Now since I was a career educator, I could see where you might think my three Rs are a desire to Read, ‘Rite, and do ‘Rithmetic. Or you might think, because of the attached image, that I am a die-hard environmentalist so they stand for Reduce, Reuse, Recycle. But while I adhere to all of the above six Rs, those are not my three Rs. Mine are . . .
. . . Relinquish, Reassess, and Refocus.
Relinquish . . .
For some reason, right when there is so much going on and so many other things that need to be done, I get the desire to purge myself of many of my possessions: clothes, books, knickknacks, anything that has taken up space but has not attracted my attention over the past year. I go through a major clean-out, and the thrift stores receive a plethora of items they probably don’t need either.
Reassess . . .
While the above might take a bit of mental engagement, cleaning out really does free up my mind to reflect on my year and how I spent my time and money; how I approached my eating and health; and how I dealt with my relationships––then decide if I am happy with the answers I come up with.

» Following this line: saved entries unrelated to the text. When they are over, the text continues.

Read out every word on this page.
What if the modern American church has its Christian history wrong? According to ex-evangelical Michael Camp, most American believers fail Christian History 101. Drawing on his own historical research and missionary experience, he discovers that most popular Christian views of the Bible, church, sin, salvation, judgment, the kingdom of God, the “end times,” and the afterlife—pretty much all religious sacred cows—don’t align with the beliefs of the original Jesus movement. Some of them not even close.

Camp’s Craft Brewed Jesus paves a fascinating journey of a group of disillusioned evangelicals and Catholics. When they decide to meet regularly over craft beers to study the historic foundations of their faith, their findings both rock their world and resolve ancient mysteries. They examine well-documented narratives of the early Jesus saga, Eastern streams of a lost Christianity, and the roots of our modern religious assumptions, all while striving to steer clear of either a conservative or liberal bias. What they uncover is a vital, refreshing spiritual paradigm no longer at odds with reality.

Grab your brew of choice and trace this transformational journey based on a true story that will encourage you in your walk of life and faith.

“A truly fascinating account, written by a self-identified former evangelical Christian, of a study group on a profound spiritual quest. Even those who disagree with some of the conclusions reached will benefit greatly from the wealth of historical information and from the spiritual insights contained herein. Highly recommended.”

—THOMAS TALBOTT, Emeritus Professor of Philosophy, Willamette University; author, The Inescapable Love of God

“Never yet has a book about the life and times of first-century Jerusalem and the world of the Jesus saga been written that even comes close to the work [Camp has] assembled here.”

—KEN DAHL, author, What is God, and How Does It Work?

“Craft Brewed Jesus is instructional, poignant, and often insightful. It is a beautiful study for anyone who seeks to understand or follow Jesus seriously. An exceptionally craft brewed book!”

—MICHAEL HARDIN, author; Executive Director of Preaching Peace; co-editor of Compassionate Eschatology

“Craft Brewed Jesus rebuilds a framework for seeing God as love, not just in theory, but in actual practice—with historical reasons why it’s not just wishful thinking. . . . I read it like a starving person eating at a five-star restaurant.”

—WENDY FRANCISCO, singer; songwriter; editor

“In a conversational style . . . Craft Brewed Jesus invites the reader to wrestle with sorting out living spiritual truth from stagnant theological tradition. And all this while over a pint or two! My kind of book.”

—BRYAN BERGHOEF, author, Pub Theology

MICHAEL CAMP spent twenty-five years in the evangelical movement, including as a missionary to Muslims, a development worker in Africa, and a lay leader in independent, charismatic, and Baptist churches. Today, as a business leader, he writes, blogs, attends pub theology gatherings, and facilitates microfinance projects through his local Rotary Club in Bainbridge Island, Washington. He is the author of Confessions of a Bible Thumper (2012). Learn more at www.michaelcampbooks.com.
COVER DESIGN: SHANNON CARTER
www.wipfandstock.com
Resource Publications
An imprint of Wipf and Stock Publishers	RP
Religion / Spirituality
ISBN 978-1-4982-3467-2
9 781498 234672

With my three Rs, there is no nice, tidy cycle like the one pictured above. Mine has lines that go back and forth, and right here at step two, I often have to go back and relinquish some of my control or selfishness in these areas I just mentioned.
Refocus . . .
But my final step, once all the assessing and reassessing and relinquishing are over, is to refocus. I could beat myself up over my 2021 shortcomings and failures, or I could just bask in my successes, but neither would be beneficial. I am not making resolutions, but once all of the physical, emotional, and mental clutter has been jettisoned, I am refocusing on what is important. And that always starts once again with “’Love the Lord your God with all your heart and with all your soul and with all your mind.’” (Mathew 22:37)
Once that relationship is front and center, then I will once again know where my priorities should be.
Yes, each year at this time I am always throwing out “something” I have collected over the year that I don’t need or is harmful, but I also know that each year I am always a little bit further along in my Christian walk than I was last year at this time.